Split View: [컴파일러] 14. 데이터 흐름 분석 프레임워크

[컴파일러] 14. 데이터 흐름 분석 프레임워크

개요

데이터 흐름 분석(Data-Flow Analysis)은 컴파일러 최적화의 핵심 기반 기술입니다. 프로그램의 각 지점에서 특정 성질에 대한 정보를 수집하여, 안전한 최적화가 가능한지 판단합니다.

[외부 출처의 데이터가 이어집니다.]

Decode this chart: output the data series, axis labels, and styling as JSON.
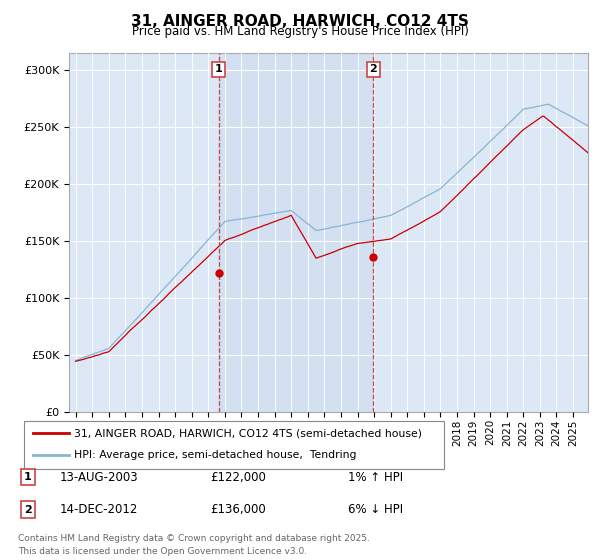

이번 글에서는 데이터 흐름 분석의 기본 개념, 세 가지 대표적인 분석(도달 정의, 활성 변수, 가용 수식), 반복 알고리즘, 그리고 격자 이론의 기초를 다룹니다.

1. 데이터 흐름 분석의 기본 개념

1.1 분석의 목표

프로그램의 각 지점(point)에서 다음과 같은 질문에 답합니다:

변수 x의 값은 어디서 정의되었는가?
변수 x의 값이 이후에 사용되는가?
수식 a + b가 이미 계산되어 사용 가능한가?

1.2 프로그램 지점

기본 블록의 각 명령어 앞과 뒤를 프로그램 지점이라 합니다.

// 블록 B:
//  [지점 1] d1: x = a + b [지점 2]
//  [지점 2] d2: y = x * c [지점 3]
//
// IN[B] = 지점 1에서의 정보
// OUT[B] = 지점 3에서의 정보

1.3 전달 함수 (Transfer Function)

각 기본 블록 B에 대해 전달 함수 f_B는 입력 정보를 출력 정보로 변환합니다:

OUT[B] = f_B(IN[B])

대부분의 데이터 흐름 분석에서 전달 함수는 gen/kill 형태입니다:

OUT[B] = gen[B] U (IN[B] - kill[B])

gen[B]: 블록 B에서 새로 생성되는 정보
kill[B]: 블록 B에서 무효화되는 정보

1.4 합류 연산 (Meet/Join Operation)

한 블록에 여러 선행 블록이 있을 때, 각 선행 블록의 정보를 합치는 연산입니다.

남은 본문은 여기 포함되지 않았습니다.